Today, dressed in Taoist robes and carrying a bamboo flute on his back, Pinnick teaches martial arts to Kungfu enthusiasts from all over the world. He now has a daughter who fluently speaks both Chinese and English.

"My daughter is learning both martial arts and Chinese plucked zither. I didn't start to explore China until I was 20, and it wasn't until I was 28 that I began to deeply understand the country. But she started at the age of four," Pinnick said.


When talking about the biggest takeaway from this youth festival, Harriet Parkinson, a rising senior at Brigham Young University, said she made many wonderful friends here, learning their stories and sharing experiences with each other.

"Coming to China has really been a dream of mine for a long time from when I was a child."

When she was five, her school in Minnesota offered Chinese classes, and her parents helped her make the choice. A few years of Chinese studies planted a seed in the heart of this American girl.

In college, Parkinson minored in Chinese while majoring in urban planning. She became friends with many international students from China, learning from them to make dumplings and playing mahjong or having hotpot parties together.

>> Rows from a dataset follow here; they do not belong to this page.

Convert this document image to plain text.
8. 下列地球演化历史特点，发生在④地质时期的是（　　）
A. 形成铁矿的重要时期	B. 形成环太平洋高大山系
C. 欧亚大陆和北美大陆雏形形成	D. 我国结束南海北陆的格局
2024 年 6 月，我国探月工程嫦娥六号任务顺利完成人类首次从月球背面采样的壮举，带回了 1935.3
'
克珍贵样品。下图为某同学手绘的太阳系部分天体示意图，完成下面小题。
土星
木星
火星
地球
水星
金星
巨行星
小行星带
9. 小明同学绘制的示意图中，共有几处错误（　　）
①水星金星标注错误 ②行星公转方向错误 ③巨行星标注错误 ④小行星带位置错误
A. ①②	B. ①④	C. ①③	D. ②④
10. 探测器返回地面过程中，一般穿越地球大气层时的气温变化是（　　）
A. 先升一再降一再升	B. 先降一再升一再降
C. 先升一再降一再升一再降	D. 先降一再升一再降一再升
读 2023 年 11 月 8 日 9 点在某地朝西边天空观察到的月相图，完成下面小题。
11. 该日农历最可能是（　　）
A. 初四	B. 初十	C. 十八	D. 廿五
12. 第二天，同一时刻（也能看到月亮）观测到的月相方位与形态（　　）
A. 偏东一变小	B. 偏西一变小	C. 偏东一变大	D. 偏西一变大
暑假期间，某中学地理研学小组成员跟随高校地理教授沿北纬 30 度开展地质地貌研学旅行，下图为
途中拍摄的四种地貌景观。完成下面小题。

For Parkinson, Chinese students in the United States have made a big leap to share their culture with Americans.

"This will be the start to many more connections between us here in China and in the United States," she said about the event.

Shen Xin, secretary general of the Chinese People's Association for Friendship with Foreign Countries, frequently engaged in in-depth discussions with young representatives during the event.

"The only purpose of this event is to let our young people to talk with each other, listen to each other, and learn from each other. During those communications and interactions, you may find we do differ a lot, but we can also find a lot of things in common. So we can do something together for a better future of this world," Shen said.

He also hoped that youths from both countries would forge long-lasting friendships through the event.

"I can think of no better place for a young person to get to know about the wider world and its marvels than China," said Lisa K. Heller, U.S. consul general in Guangzhou.

"Let us continue to build on the foundation of friendship in the future," she added.